“Partially enjoying the fruits of liberty”
– John T. Hilton, an early leader in Boston’s black community, describing the status of African- Americans in Massachusetts
”During the nineteenth century Boston became a center of the abolitionist movement although there remained widespread resistance to the prospect of equal rights for black citizens.
Why Massachusetts?
While life was difficult for African-Americans here it was often worse in other states, north and south.
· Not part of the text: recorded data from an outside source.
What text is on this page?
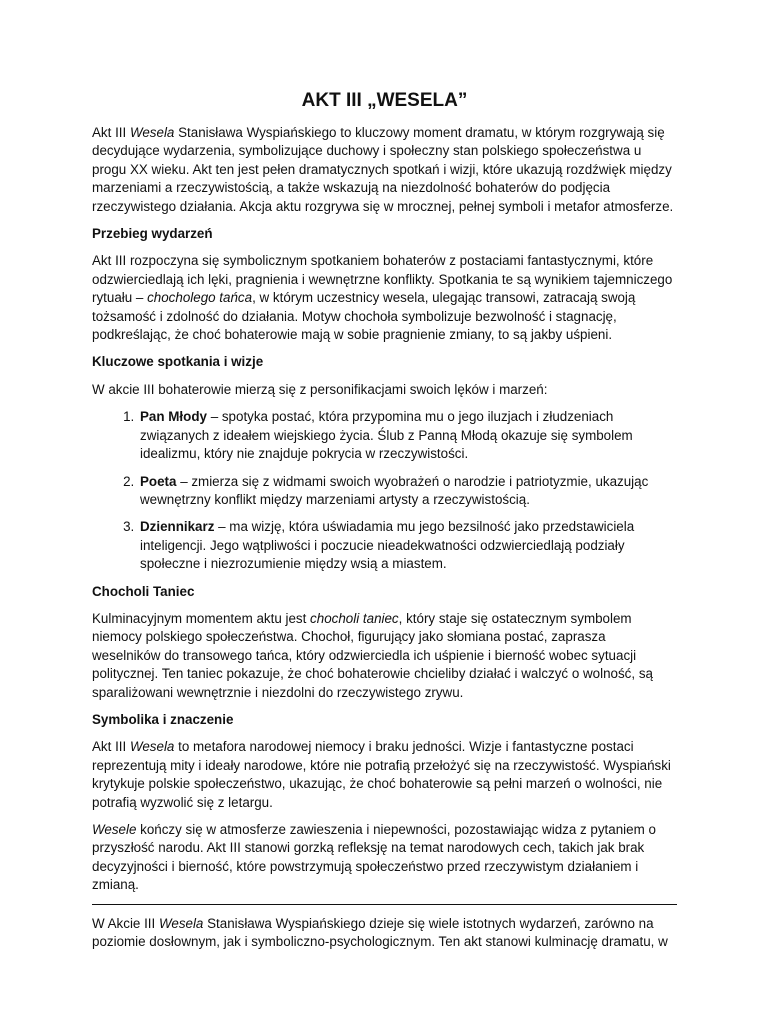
AKT III „WESELA”

Akt III Wesela Stanisława Wyspiańskiego to kluczowy moment dramatu, w którym rozgrywają się decydujące wydarzenia, symbolizujące duchowy i społeczny stan polskiego społeczeństwa u progu XX wieku. Akt ten jest pełen dramatycznych spotkań i wizji, które ukazują rozdźwięk między marzeniami a rzeczywistością, a także wskazują na niezdolność bohaterów do podjęcia rzeczywistego działania. Akcja aktu rozgrywa się w mrocznej, pełnej symboli i metafor atmosferze.

Przebieg wydarzeń

Akt III rozpoczyna się symbolicznym spotkaniem bohaterów z postaciami fantastycznymi, które odzwierciedlają ich lęki, pragnienia i wewnętrzne konflikty. Spotkania te są wynikiem tajemniczego rytuału – chocholego tańca, w którym uczestnicy wesela, ulegając transowi, zatracają swoją tożsamość i zdolność do działania. Motyw chochoła symbolizuje bezwolność i stagnację, podkreślając, że choć bohaterowie mają w sobie pragnienie zmiany, to są jakby uśpieni.

Kluczowe spotkania i wizje

W akcie III bohaterowie mierzą się z personifikacjami swoich lęków i marzeń:

1. Pan Młody – spotyka postać, która przypomina mu o jego iluzjach i złudzeniach związanych z ideałem wiejskiego życia. Ślub z Panną Młodą okazuje się symbolem idealizmu, który nie znajduje pokrycia w rzeczywistości.
2. Poeta – zmierza się z widmami swoich wyobrażeń o narodzie i patriotyzmie, ukazując wewnętrzny konflikt między marzeniami artysty a rzeczywistością.
3. Dziennikarz – ma wizję, która uświadamia mu jego bezsilność jako przedstawiciela inteligencji. Jego wątpliwości i poczucie nieadekwatności odzwierciedlają podziały społeczne i niezrozumienie między wsią a miastem.
Chocholi Taniec

Kulminacyjnym momentem aktu jest chocholi taniec, który staje się ostatecznym symbolem niemocy polskiego społeczeństwa. Chochoł, figurujący jako słomiana postać, zaprasza weselników do transowego tańca, który odzwierciedla ich uśpienie i bierność wobec sytuacji politycznej. Ten taniec pokazuje, że choć bohaterowie chcieliby działać i walczyć o wolność, są sparaliżowani wewnętrznie i niezdolni do rzeczywistego zrywu.

Symbolika i znaczenie

Akt III Wesela to metafora narodowej niemocy i braku jedności. Wizje i fantastyczne postaci reprezentują mity i ideały narodowe, które nie potrafią przełożyć się na rzeczywistość. Wyspiański krytykuje polskie społeczeństwo, ukazując, że choć bohaterowie są pełni marzeń o wolności, nie potrafią wyzwolić się z letargu.

Wesele kończy się w atmosferze zawieszenia i niepewności, pozostawiając widza z pytaniem o przyszłość narodu. Akt III stanowi gorzką refleksję na temat narodowych cech, takich jak brak decyzyjności i bierność, które powstrzymują społeczeństwo przed rzeczywistym działaniem i zmianą.

W Akcie III Wesela Stanisława Wyspiańskiego dzieje się wiele istotnych wydarzeń, zarówno na poziomie dosłownym, jak i symboliczno-psychologicznym. Ten akt stanowi kulminację dramatu, w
In Massachusetts a literate and literary elite included a small but dedicated group of abolitionists. Many citizens saw the inconsistency between celebrating the ideals of the Revolution and the continuing institution of slavery. For African-Americans, meeting and organizing, writing and publishing, were officially tolerated in Massachusetts, though not without risk.
The African . . .
The African Meeting House
- Metropolitan Museum of Art
Abolition in Black and White
History textbooks have long recognized some abolitionists: William Lloyd Garrison, Harriet Beecher Stowe, and usually Frederick Douglass. Douglass often appears to be an anomaly, a forceful and eloquent black man holding his own on the national stage. Today, historians look further. Abolition was not simply a gift from benevolent activists outside the black community. It was also the work of capable organizers within, people who made history without making the history books. Some of their names appear on these petitions.
“Bobalition” Posters
Most in Massachusetts were not abolitionists. On July 14, black Bostonians celebrated the 1808 abolition of the Atlantic slave trade with marches and banquets. On at least one occasion the festivities were violently attacked. “Bobalition” posters mocked the event and the African-American dialect. (“Abolition” is pronounced “Bobalition” in this racist satire.)